Ga op de stem af die u zingen hoort,’
Vergilius zei: ‘Zoon, het vuur is heet,
Maar vrees niet dat de dood je zal belagen.
Vergilius verzekerde Dante ervan dat het vuur hem zelfs geen haar zou kosten, het zou hem niet verbanden; en hij ging Dante voor in de vlammen.
Het leek me, toen het vuur zich rond mij spreidde,
Dat dit nog heter was dan kokend glas,
Zo hevig deed de felle gloed mij lijden.
Maar daarna betrad hij een trap die naar boven leidde, naar het paradijs:
Je ziet de zon. Je ziet een groene weid,
Geboomte, bloemen die in dit gebied
Vanzelf ontkiemden, groeiden en gedijden.
Dante krijgt toestemming doorheen de hemelsferen op te stijgen naar het empyreum. Zij zullen daartoe de hemelsferen doorkruisen. Zijn begeleidster is Beatrice, Dante’s overleden geliefde. Het gaat snel:
Wij werden naar het hemelrijk gedragen
Waarheen de ingeschapen dost ons droeg,
Zo snel als u de sterren voort ziet jagen.
Ik keek naar Beatrice, en zij sloeg
De blik omhoog. Ik leek een pijl te wezen:
Alsof een boog mij door het luchtruim joeg.

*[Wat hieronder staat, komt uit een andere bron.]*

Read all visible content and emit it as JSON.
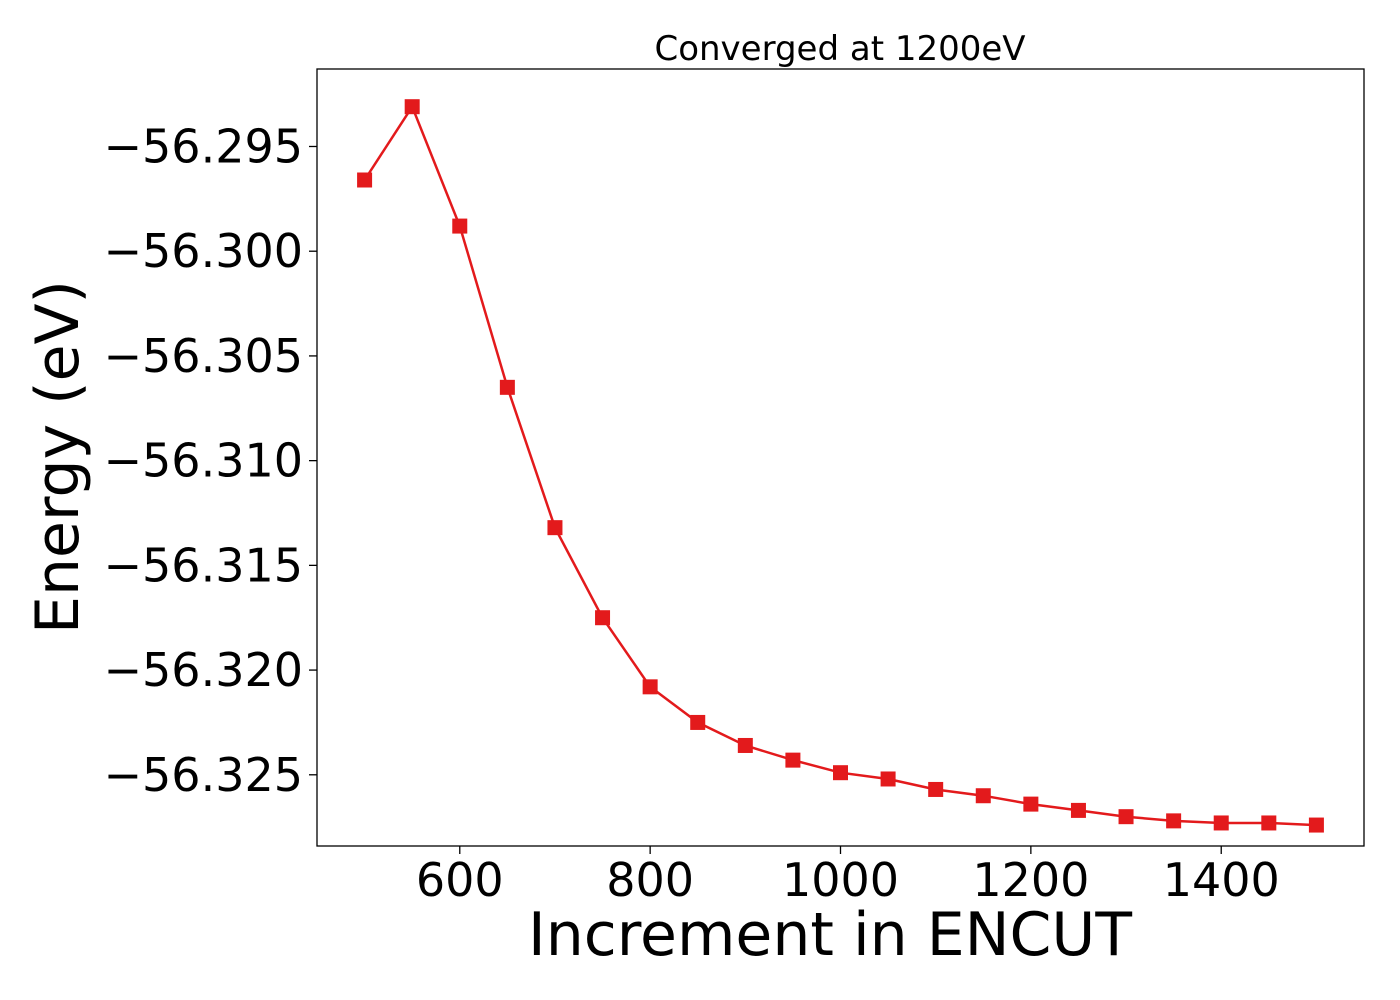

Elke hemelkring wordt bewoond door steeds heiliger mensen. Van de laagste sfeer naar de hoogste bevinden zich daar: de onstandvastigen, de ambitieuzen, de geliefden, de wijzen, de strijders voor het geloof, rechtvaardige heersers, de contemplatieven, om in de sfeer van de vaste sterren de triomferende kerk te aanschouwen.
Dan komen zij bij het pirmum mobile, waarvan men aannam dat die de andere sferen deed ronddraaien. Daar ontmoet Dante de negen engelenkoren. Deze indeling van engelen gaat terug op Dionysios de Areopagiet, die neoplatonische ideeën in een christelijk jasje had gestoken. Zijn visie zou de hele middeleeuwen door belangrijk blijven, tot de reformatie dit beeld verwierp. Tenslotte komen ze dan eindelijk aan in het Empyreum, waar God troont. Dante vermag nauwelijks te omschrijven wat hij ziet:
Hoe ontoereikend is mijn woord, hoe bleek,
Door deze machteloze pen beschreven,
De weergave van dat waarnaar ik keek!
O eeuwig Licht, slechts door Uzelf omgeven,
Dat slechts Uzelf doorgrond en, zo doorgrond,
Uzelf bemint en toelacht, bron van leven!
Met het schouwen van God eindigt het gedicht, want verder is er niets meer te zoeken.